Am Ende standen 57 Hunde auf UNSERER Liste, die wir gemeinsam mit NaTiNo e.V. und Rudi Hofmann reserviert haben und die wir definitiv nach der Freigabe durch das Veterinäramt , am Dienstag holen werden.

Die dreistündige Rückfahrt verlief eher schweigend. Ein jeder hing seinen eigenen, persönlichen Gedanken nach – um das Gesehene zu verarbeiten.
Hunde die panisch wurden weil sie dachten wir würden sie zum töten holen. Angsthunde die schreckliches erlebt haben müssen, Hunde die sich vor dich hinwarfen um deine Liebe bettelten sich über jede Berührung von dir freuten.

Schon während der Fahrt zurück nach Bukarest begann ich die gemachten Fotos an unsere Mädels in Deutschland zu schicken, damit diese beginnen konnten Rettungspaten z und Plätze zu suchen. Je mehr man davon hat umso mehr kann man bewirken.

Am Abend ging der Flug zurück nach Berlin, zurück auf die Autobahn, meine Mitstreiter wurden ausgeladen und ich selbst war dann am frühen Sonntag morgen bei meinem „Rudel“.
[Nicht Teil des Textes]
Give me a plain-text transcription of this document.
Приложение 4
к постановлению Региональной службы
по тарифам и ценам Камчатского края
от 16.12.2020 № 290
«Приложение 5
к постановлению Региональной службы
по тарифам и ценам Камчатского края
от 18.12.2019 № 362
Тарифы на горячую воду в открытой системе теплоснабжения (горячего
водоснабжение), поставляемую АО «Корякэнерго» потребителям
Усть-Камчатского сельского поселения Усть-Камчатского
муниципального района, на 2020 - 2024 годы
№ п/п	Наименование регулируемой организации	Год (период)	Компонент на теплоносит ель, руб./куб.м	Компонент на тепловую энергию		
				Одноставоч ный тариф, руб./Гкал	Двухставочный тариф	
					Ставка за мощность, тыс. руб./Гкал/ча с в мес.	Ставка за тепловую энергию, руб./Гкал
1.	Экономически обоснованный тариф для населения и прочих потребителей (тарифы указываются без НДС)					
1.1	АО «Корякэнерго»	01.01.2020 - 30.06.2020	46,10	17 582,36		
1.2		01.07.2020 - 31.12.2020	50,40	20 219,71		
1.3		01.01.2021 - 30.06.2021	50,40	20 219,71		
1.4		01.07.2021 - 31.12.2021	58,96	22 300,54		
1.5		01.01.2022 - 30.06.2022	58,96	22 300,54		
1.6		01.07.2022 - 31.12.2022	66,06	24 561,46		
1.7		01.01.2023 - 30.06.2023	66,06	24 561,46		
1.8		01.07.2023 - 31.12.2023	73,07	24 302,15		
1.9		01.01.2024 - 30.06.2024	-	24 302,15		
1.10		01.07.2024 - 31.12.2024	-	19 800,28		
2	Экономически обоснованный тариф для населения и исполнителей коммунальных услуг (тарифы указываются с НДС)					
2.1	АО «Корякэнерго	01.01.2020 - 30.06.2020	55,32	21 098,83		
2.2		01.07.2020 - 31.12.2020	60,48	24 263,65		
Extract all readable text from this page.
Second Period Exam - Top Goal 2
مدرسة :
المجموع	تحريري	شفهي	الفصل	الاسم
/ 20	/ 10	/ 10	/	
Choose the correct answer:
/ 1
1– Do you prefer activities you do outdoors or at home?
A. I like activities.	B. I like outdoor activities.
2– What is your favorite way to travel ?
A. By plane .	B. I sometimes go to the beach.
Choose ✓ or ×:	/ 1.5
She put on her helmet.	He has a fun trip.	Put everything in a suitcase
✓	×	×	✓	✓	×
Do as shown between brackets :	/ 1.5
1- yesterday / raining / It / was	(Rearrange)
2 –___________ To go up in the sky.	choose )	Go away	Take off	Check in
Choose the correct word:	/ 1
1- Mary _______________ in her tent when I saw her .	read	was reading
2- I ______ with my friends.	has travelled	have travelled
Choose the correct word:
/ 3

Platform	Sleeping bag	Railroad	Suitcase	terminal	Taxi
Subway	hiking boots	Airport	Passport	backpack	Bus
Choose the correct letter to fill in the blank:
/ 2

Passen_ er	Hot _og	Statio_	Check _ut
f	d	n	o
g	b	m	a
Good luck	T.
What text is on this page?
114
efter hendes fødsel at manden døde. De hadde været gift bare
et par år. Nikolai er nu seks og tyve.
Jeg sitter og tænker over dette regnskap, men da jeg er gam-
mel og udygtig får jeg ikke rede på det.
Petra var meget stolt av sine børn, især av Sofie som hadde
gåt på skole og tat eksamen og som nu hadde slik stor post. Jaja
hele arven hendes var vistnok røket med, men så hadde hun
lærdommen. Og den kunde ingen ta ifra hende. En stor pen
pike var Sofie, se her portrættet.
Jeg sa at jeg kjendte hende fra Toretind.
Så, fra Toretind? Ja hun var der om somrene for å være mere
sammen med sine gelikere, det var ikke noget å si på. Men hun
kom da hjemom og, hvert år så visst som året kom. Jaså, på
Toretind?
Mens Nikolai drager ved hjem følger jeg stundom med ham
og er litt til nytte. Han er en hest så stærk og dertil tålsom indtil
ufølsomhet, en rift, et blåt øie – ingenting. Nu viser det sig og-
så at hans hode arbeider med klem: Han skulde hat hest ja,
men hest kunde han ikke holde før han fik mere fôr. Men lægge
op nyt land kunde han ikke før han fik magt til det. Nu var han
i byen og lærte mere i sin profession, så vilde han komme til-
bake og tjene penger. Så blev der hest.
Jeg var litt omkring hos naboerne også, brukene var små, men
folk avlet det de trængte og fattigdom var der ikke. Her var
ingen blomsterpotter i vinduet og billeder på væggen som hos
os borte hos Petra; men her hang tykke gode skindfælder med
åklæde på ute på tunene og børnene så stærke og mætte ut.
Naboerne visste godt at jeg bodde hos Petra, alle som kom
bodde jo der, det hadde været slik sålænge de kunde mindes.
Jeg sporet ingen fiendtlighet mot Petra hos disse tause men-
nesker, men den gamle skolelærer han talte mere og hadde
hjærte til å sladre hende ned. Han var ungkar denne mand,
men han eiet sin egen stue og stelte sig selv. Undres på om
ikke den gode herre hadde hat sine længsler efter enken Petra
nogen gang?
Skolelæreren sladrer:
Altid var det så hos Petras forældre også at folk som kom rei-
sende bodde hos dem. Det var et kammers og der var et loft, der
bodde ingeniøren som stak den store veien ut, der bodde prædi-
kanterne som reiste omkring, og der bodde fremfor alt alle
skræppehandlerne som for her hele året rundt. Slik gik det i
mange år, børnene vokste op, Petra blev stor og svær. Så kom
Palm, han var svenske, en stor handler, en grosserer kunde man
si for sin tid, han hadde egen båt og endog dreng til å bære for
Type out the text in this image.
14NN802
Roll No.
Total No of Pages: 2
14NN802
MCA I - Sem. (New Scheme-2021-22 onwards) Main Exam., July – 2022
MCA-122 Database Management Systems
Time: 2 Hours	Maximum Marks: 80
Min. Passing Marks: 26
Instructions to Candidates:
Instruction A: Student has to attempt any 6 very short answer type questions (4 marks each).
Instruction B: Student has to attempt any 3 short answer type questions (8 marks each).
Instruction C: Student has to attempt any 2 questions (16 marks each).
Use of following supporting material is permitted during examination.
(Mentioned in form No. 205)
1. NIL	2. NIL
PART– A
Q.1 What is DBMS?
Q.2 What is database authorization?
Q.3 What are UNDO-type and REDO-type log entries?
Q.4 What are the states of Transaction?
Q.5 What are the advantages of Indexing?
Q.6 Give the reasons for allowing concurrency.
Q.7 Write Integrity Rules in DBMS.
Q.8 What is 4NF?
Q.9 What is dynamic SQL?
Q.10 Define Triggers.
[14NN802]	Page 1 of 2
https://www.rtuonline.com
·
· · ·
Zuhause im schönen Niederbayern angekommen, begrüßte ich zunächst unser neues Pfegemädchen Wendy, die ich auf meiner letzten Reise in Rumänien in einem Shelter entdeckte und dort nicht lassen wollte. Ich erzählte ihr von Dickie, der noch in der Tötung sitzt und bald ebenfalls bei uns, am warmen Feuer sitzen wird, bis wir ein zuhause für ihn gefunden haben.

Ich checkte meine Nachrichten udn freute mich über 2 Platzangebote die Iris aufgetan hatte und die vielen Rettungspatenbeiträge.Nur diese Kombination hilft uns das wir helfen können.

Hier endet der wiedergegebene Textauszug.